Every map is a representation of reality, and every representation, no matter how accurate and honest, involves simplification, symbolization, and selective attention. Even when a map isn’t actively trying to deceive its readers, it still must reduce the complexity of the real world, emphasizing some features and hiding others. Compressing the round globe onto a flat sheet of paper, and converting places, people, and statistics into symbols, lines, and colors is a process inherently fraught with distortion. […]

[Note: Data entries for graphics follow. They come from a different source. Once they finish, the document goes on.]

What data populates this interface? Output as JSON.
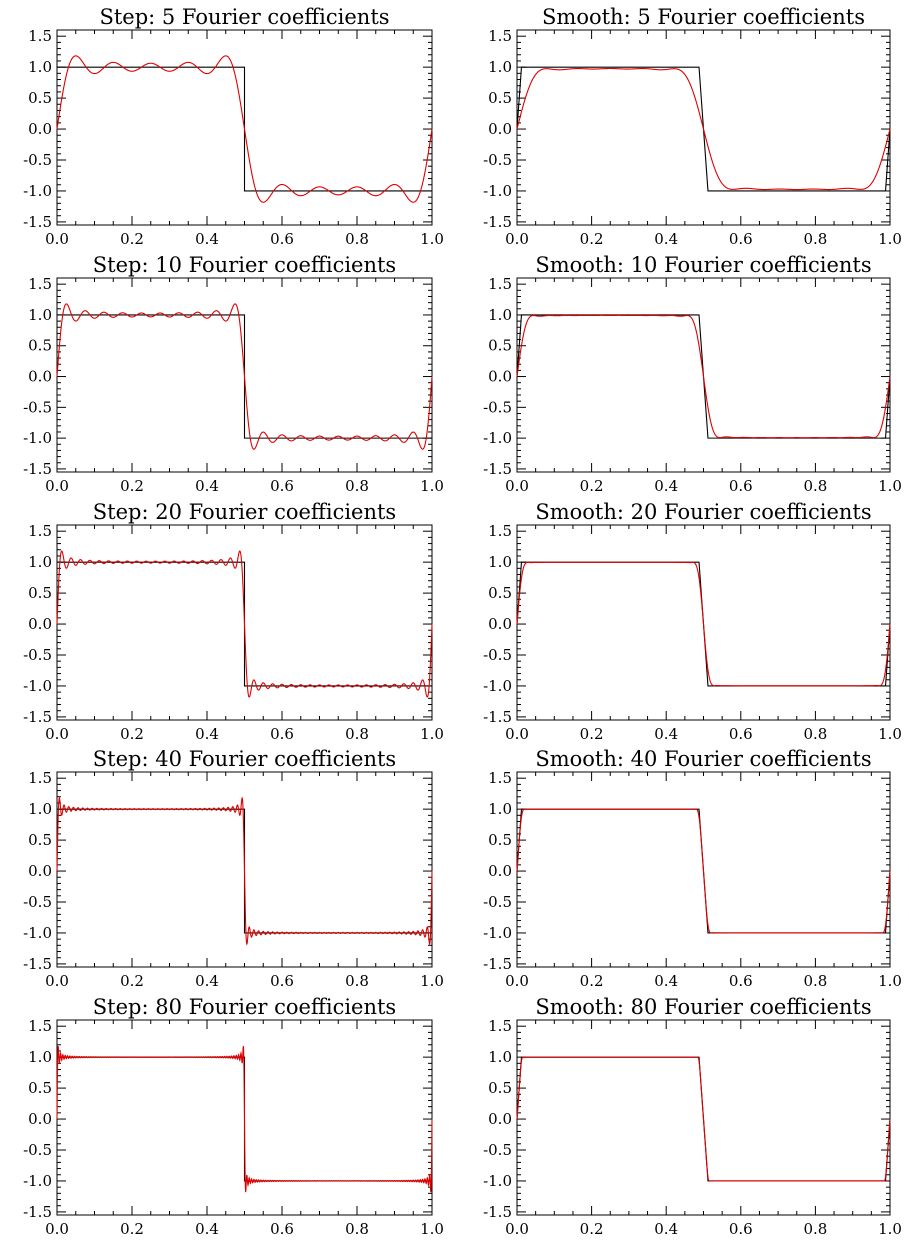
{
  "figure": {
    "background": "#ffffff",
    "truth_color": "#000000",
    "approx_color": "#e00000"
  },
  "chart_data": [
    {
      "type": "line",
      "title": "Step: 5 Fourier coefficients",
      "method": "step",
      "n_coeff": 5,
      "xlim": [
        0,
        1
      ],
      "ylim": [
        -1.55,
        1.6
      ],
      "x_ticks": [
        "0.0",
        "0.2",
        "0.4",
        "0.6",
        "0.8",
        "1.0"
      ],
      "y_ticks": [
        "-1.5",
        "-1.0",
        "-0.5",
        "0.0",
        "0.5",
        "1.0",
        "1.5"
      ]
    },
    {
      "type": "line",
      "title": "Smooth: 5 Fourier coefficients",
      "method": "smooth",
      "n_coeff": 5,
      "xlim": [
        0,
        1
      ],
      "ylim": [
        -1.55,
        1.6
      ],
      "x_ticks": [
        "0.0",
        "0.2",
        "0.4",
        "0.6",
        "0.8",
        "1.0"
      ],
      "y_ticks": [
        "-1.5",
        "-1.0",
        "-0.5",
        "0.0",
        "0.5",
        "1.0",
        "1.5"
      ]
    },
    {
      "type": "line",
      "title": "Step: 10 Fourier coefficients",
      "method": "step",
      "n_coeff": 10,
      "xlim": [
        0,
        1
      ],
      "ylim": [
        -1.55,
        1.6
      ],
      "x_ticks": [
        "0.0",
        "0.2",
        "0.4",
        "0.6",
        "0.8",
        "1.0"
      ],
      "y_ticks": [
        "-1.5",
        "-1.0",
        "-0.5",
        "0.0",
        "0.5",
        "1.0",
        "1.5"
      ]
    },
    {
      "type": "line",
      "title": "Smooth: 10 Fourier coefficients",
      "method": "smooth",
      "n_coeff": 10,
      "xlim": [
        0,
        1
      ],
      "ylim": [
        -1.55,
        1.6
      ],
      "x_ticks": [
        "0.0",
        "0.2",
        "0.4",
        "0.6",
        "0.8",
        "1.0"
      ],
      "y_ticks": [
        "-1.5",
        "-1.0",
        "-0.5",
        "0.0",
        "0.5",
        "1.0",
        "1.5"
      ]
    },
    {
      "type": "line",
      "title": "Step: 20 Fourier coefficients",
      "method": "step",
      "n_coeff": 20,
      "xlim": [
        0,
        1
      ],
      "ylim": [
        -1.55,
        1.6
      ],
      "x_ticks": [
        "0.0",
        "0.2",
        "0.4",
        "0.6",
        "0.8",
        "1.0"
      ],
      "y_ticks": [
        "-1.5",
        "-1.0",
        "-0.5",
        "0.0",
        "0.5",
        "1.0",
        "1.5"
      ]
    },
    {
      "type": "line",
      "title": "Smooth: 20 Fourier coefficients",
      "method": "smooth",
      "n_coeff": 20,
      "xlim": [
        0,
        1
      ],
      "ylim": [
        -1.55,
        1.6
      ],
      "x_ticks": [
        "0.0",
        "0.2",
        "0.4",
        "0.6",
        "0.8",
        "1.0"
      ],
      "y_ticks": [
        "-1.5",
        "-1.0",
        "-0.5",
        "0.0",
        "0.5",
        "1.0",
        "1.5"
      ]
    },
    {
      "type": "line",
      "title": "Step: 40 Fourier coefficients",
      "method": "step",
      "n_coeff": 40,
      "xlim": [
        0,
        1
      ],
      "ylim": [
        -1.55,
        1.6
      ],
      "x_ticks": [
        "0.0",
        "0.2",
        "0.4",
        "0.6",
        "0.8",
        "1.0"
      ],
      "y_ticks": [
        "-1.5",
        "-1.0",
        "-0.5",
        "0.0",
        "0.5",
        "1.0",
        "1.5"
      ]
    },
    {
      "type": "line",
      "title": "Smooth: 40 Fourier coefficients",
      "method": "smooth",
      "n_coeff": 40,
      "xlim": [
        0,
        1
      ],
      "ylim": [
        -1.55,
        1.6
      ],
      "x_ticks": [
        "0.0",
        "0.2",
        "0.4",
        "0.6",
        "0.8",
        "1.0"
      ],
      "y_ticks": [
        "-1.5",
        "-1.0",
        "-0.5",
        "0.0",
        "0.5",
        "1.0",
        "1.5"
      ]
    },
    {
      "type": "line",
      "title": "Step: 80 Fourier coefficients",
      "method": "step",
      "n_coeff": 80,
      "xlim": [
        0,
        1
      ],
      "ylim": [
        -1.55,
        1.6
      ],
      "x_ticks": [
        "0.0",
        "0.2",
        "0.4",
        "0.6",
        "0.8",
        "1.0"
      ],
      "y_ticks": [
        "-1.5",
        "-1.0",
        "-0.5",
        "0.0",
        "0.5",
        "1.0",
        "1.5"
      ]
    },
    {
      "type": "line",
      "title": "Smooth: 80 Fourier coefficients",
      "method": "smooth",
      "n_coeff": 80,
      "xlim": [
        0,
        1
      ],
      "ylim": [
        -1.55,
        1.6
      ],
      "x_ticks": [
        "0.0",
        "0.2",
        "0.4",
        "0.6",
        "0.8",
        "1.0"
      ],
      "y_ticks": [
        "-1.5",
        "-1.0",
        "-0.5",
        "0.0",
        "0.5",
        "1.0",
        "1.5"
      ]
    }
  ]
}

In Bending Lines: Maps and Data From Distortion to Deception, we explore the many ways in which maps have “bent” reality and created a picture of the world that is oftentimes more real than reality itself. Some of the maps in this exhibition are deliberately nefarious, created by people or institutions who are trying to mislead or persuade. But for many of the others, the relationship between map and truth is more ambiguous. Some maps dim a certain type of truth in order to let another type of interpretation shine through, while others classify and categorize the world in ways that should raise our skepticism. And for some of the maps shown here, the persuasive goal isn’t trickery but liberation, as they seek to raise awareness of truths that were previously obscured or oppressed.
This exhibition was to have launched last month, but thanks to the pandemic has had to go fully online. Tackling everything from persuasive cartography to map projections to the sort of thing Mark Monmonier talks about in How to Lie with Maps, it’s an enormous undertaking in more than one sense. CityLab’s Laura Biss interviews the Leventhal’s curator, Garrett Dash Nelson, about the exhibition.
Update, 2 July: Harvard Magazine looks at the exhibition.
Tom Patterson’s latest project is a map of the physical features of the contiguous United States.
This map showcases physical features—mountains, plains, rivers, lakes, etc.—of the 48 contiguous US states. Map colors reflect natural environments across the continent from the forested east to the snowcapped Rockies to the desert southwest. You will also find a smattering of cities and faint state lines for reference.
Emphasis on smattering: there are only enough human features—cities and borders—to orient the reader; the focus is on bodies of water and landforms.
It’s freely available and in the public domain: it can be downloaded, shared and modified.